When he takes a bite of cake this week and, with his eyes downcast says, "I don't like that," there's no way of knowing for sure that he isn't serious. He follows this by turning his gaze to the sweet's creator and adding, "I love it," which is both a relief and makes one feel silly for being taken in thusly after all these years.  

So — could "GBBO" operate without hosts? Sure. But think of Hammond and Fielding as the vanilla extract in the production mix. Leaving them out would result in a functionally sound cake that isn't quite where it needs to be. They boost the kindly spirits wafting around each triumph and defeat while allowing Hollywood and Leith to say less and still surprise us.

Such an energy refreshment is especially welcome at this stage in the "GBBO" lifespan, when it seems like the pros are running out of challenges that can stump the bakers, many of whose skills might offer the pros some competition. This is one of the few reality TV shows whose positive influence is noticeable; the challenges have gotten more difficult and obscure over the years, mostly to meet the skill level and creativity of the chosen bakers' skills.

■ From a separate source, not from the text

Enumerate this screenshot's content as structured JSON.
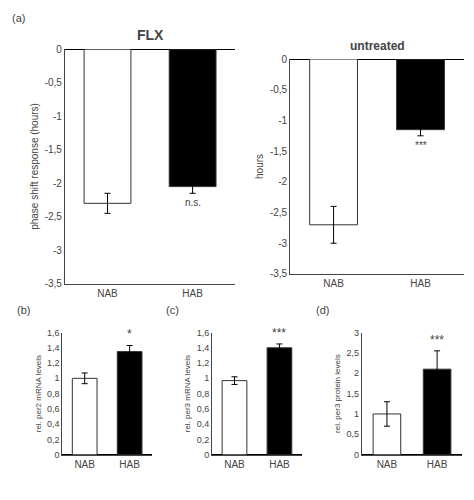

Within the latest batch of bakers is a woman who forages for her ingredients, a man who brews his own beer and brings homegrown rhubarb into the tent with him, and a woman whose showstopper set up Leith to walk into a beaver joke that temporarily incapacitates everyone. Hammond picks it up later when the judges and hosts are behind closed doors and, importantly, knows when to let the gag go.

The return of "The Great British Baking Show" is a wonderful fall ritual even in "off" seasons. Hammond's addition, we're happy to say, might be the cherry that restores its showstopper status.

New episodes of "The Great British Baking Show" stream Fridays on Netflix.